Dopo diverse chicche, aneddoti e curiosità, la parola passa ad Antonella Roncarolo, nipote di Domenico Roncarolo, storico presidente del sodalizio dal 1948 al 1966 che riporta vari episodi della vita dello zio che catapultano in un’epoca dove il calcio, lungi da ogni intento retorico, aveva sicuramente un retroterra di motivazioni ben più ampio ed ideologico del business spregiudicato a cui sembra unicamente orientato il pallone attuale.

In ultimo si approfondisce la storia del rogo avvenuto nel 1981, con due morti e sessantaquattro ustionati, per quella che viene considerata ad oggi la più grande tragedia accaduta in uno stadio italiano, ricordata anche da un murales sul muro di cinta che raffigura Maria Teresa Napoleoni e Carla Bisirri, le due sfortunate vittime di quella che doveva essere solo una giornata di festa. Altri murales della squadra, dello stadio, della tifoseria sono impressi nella parte interna del muro, ma restano tante domande inevase dall’amministrazione presente e passata sullo stato di salute di questo stadio.

Ho avuto il piacere ed il privilegio di vederlo per ben due volte e di ammirarne le due tribune con le due curve ancora integre, anche se fatiscenti, e di fronte a tanti positivi intenti di recupero e valorizzazione mi chiedo come si sia potuto permettere di demolire una tribuna ed amputarne l’altra? Siamo proprio sicuri che non si poteva recuperare per intero la tribuna, senza eludere i dubbi con i triti e ritriti discorsi sul degrado e sulla sicurezza delle persone a chiudere ogni dialogo?
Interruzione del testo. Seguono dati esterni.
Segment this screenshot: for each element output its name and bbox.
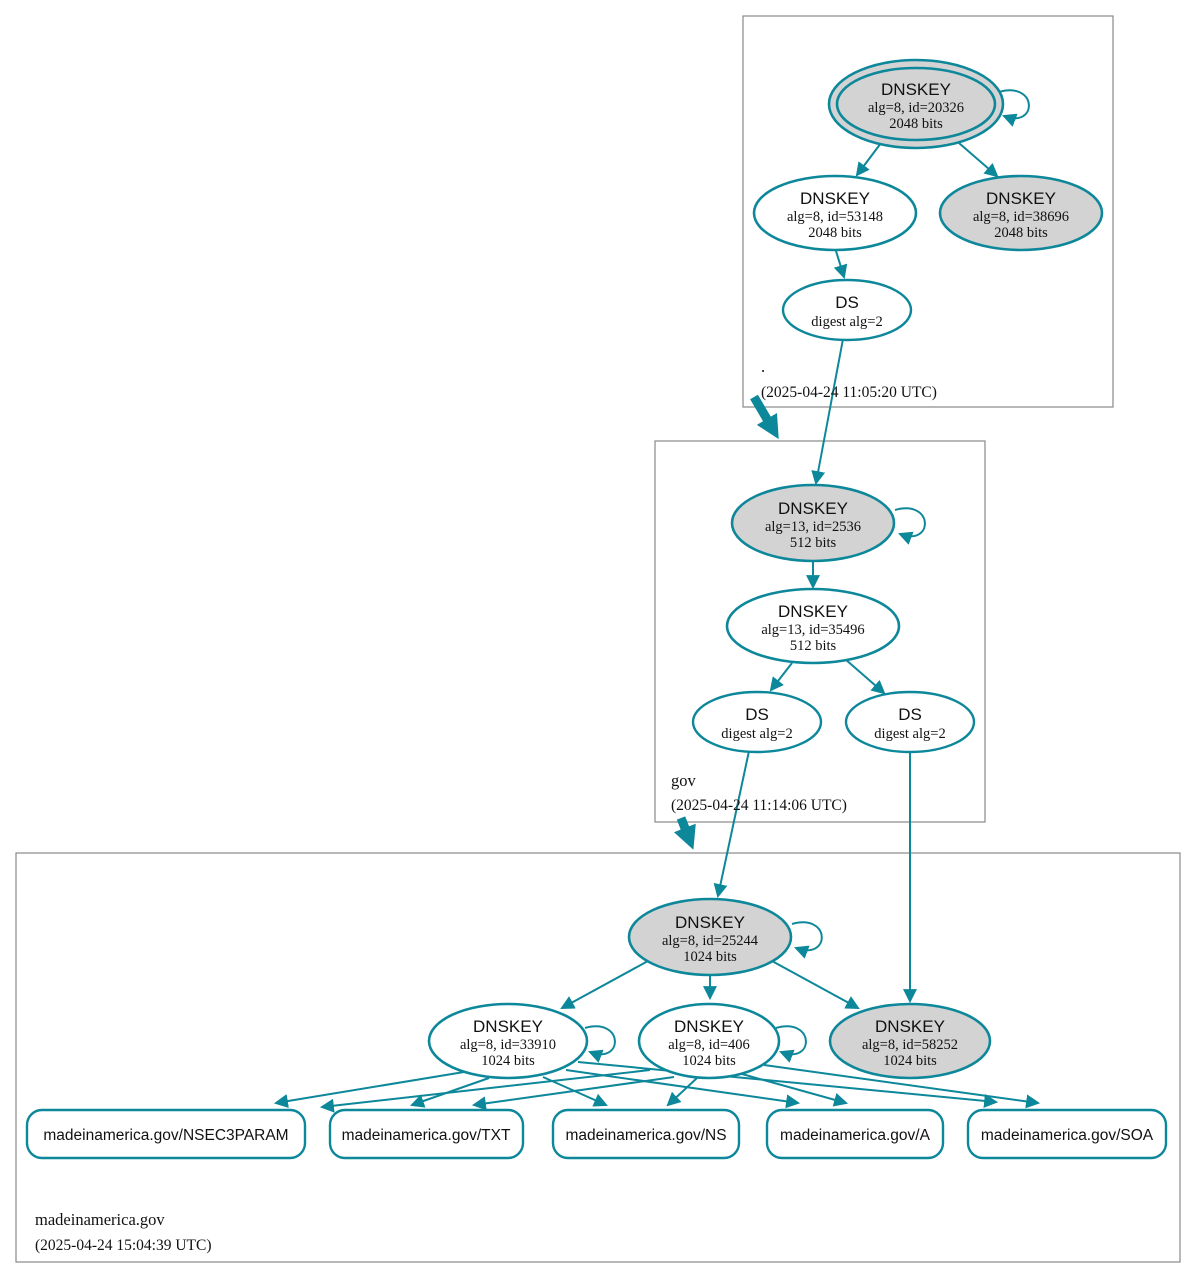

Ulteriore conferma viene dal giro esterno che faccio spontaneamente, al di fuori del tour concertato a livello istituzionale e dal quale rilevo, nei pressi di entrambe le curve, calcinacci ed oggetti abbandonati che restituiscono cosa possano intendere le amministrazioni per preservare un bene collettivo. Ovvero se non c’è guadagno diretto ed immediato non c’è investimento. Un approccio miope, senza alcuna visione del lungo periodo e mortificante anche per l’impegno di quelle persone che, come nell’occasione odierna, hanno dimostrato di poter creare un indotto e un processo virtuoso legato a questi luoghi della memoria collettiva. Sarranno mai premiati queste persone e con loro chi in questi posti custodisce parte della propria storia personale e collettiva? Per ora il massimo sforzo profuso a livello politico, è la targa “Parco pubblico” mentre per il resto, non ci si può che augurare che l’oblio e il disinteresse della burocrazia non finisca per cancellali del tutto dalla toponomastica, nominalmente e fisicamente. Ben vengano queste manifestazioni come questa organizzata dal FAI che tramanda ai più giovani quello che è stato un pezzettino di storia degli anni passati, calcistica e non solo, ma che oltre alla tradizione orale che si tramanda di padre in figlio, come si suol dire, necessità di qualcosa in più delle parole di vuota propaganda di chi di dovere.